The NYT had an article on Yahoo CEO's $239 million payout for her five years as CEO of Yahoo. The article says that from the standpoint of shareholders, since the value of the company's stock tripled, she earned her pay. This assessment is extremely misleading. It would be like saying that a firefighter getting paid $10 million earned her pay, because she got three people out of a burning house.

The question is not just the return to the shareholders, but the return compared to what they would have gotten had the next person in line been CEO. As the piece points out, the vast majority (perhaps all) of the gains to shareholders were due to the increase in the value of its stock holdings in Alibaba Group and Yahoo Japan. Ms. Mayer had virtually nothing to do with the rise in value of these holdings, although there were some legal issues that needed to be resolved to allow Yahoo shareholders to reap these gains.

While the resolution of these issues was important to shareholders, lawyers usually are not paid $48 million a year.

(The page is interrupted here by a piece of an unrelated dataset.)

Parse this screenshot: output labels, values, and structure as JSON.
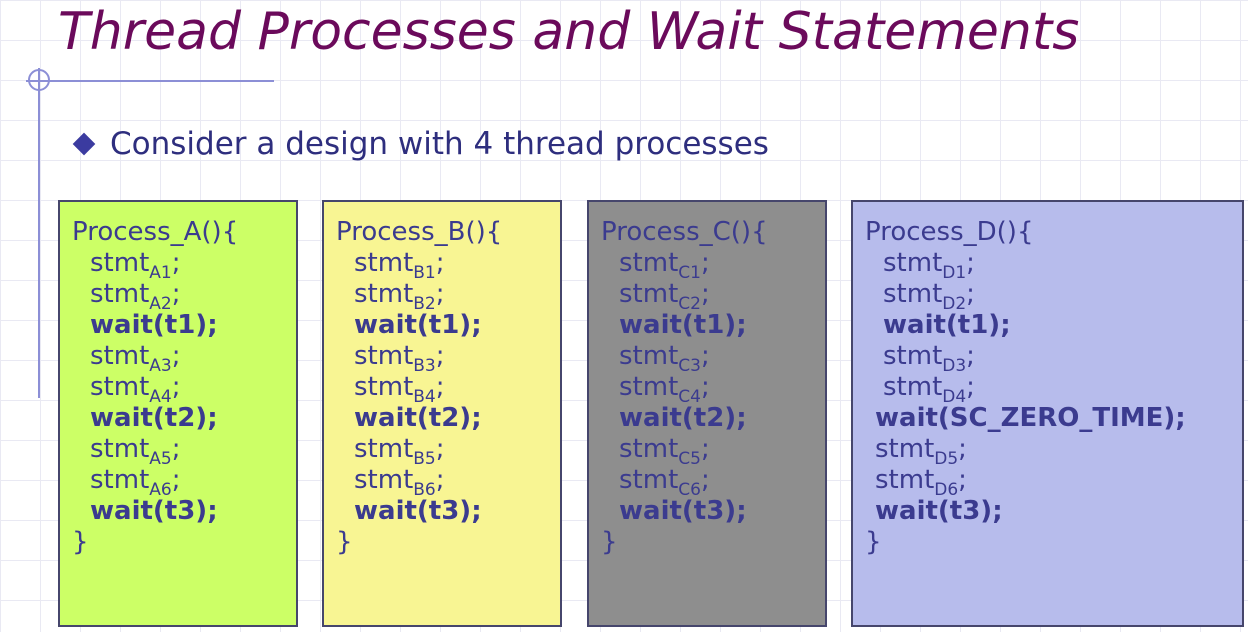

And of course, Yahoo did actually have to pay lawyers to resolve these issues in any case.

As far as turning around Yahoo's core business, the piece concludes that Mayer failed, but it was likely impossible in any case. While this assessment may be accurate, it doesn't make sense from the shareholder's standpoint to pay someone $239 million to do something that is impossible.

It actually would have been possible to structure a contract for a CEO that based their pay on the rise in Yahoo's stock value net of its holdings in Alibaba Group and Yahoo Japan. (The contract could have even included a performance bonus of $5 to $10 million for overseeing the resolution of the legal issues with these holdings — pretty good pay for very part-time work.) Such a contract would almost certainly have left Ms. Mayer with a much smaller paycheck and Yahoo shareholders with more money.

As it is, shareholders effectively gave up roughly 0.4 percent of the value of the company to cover her pay over the last five years. This can be thought of as the CEO tax.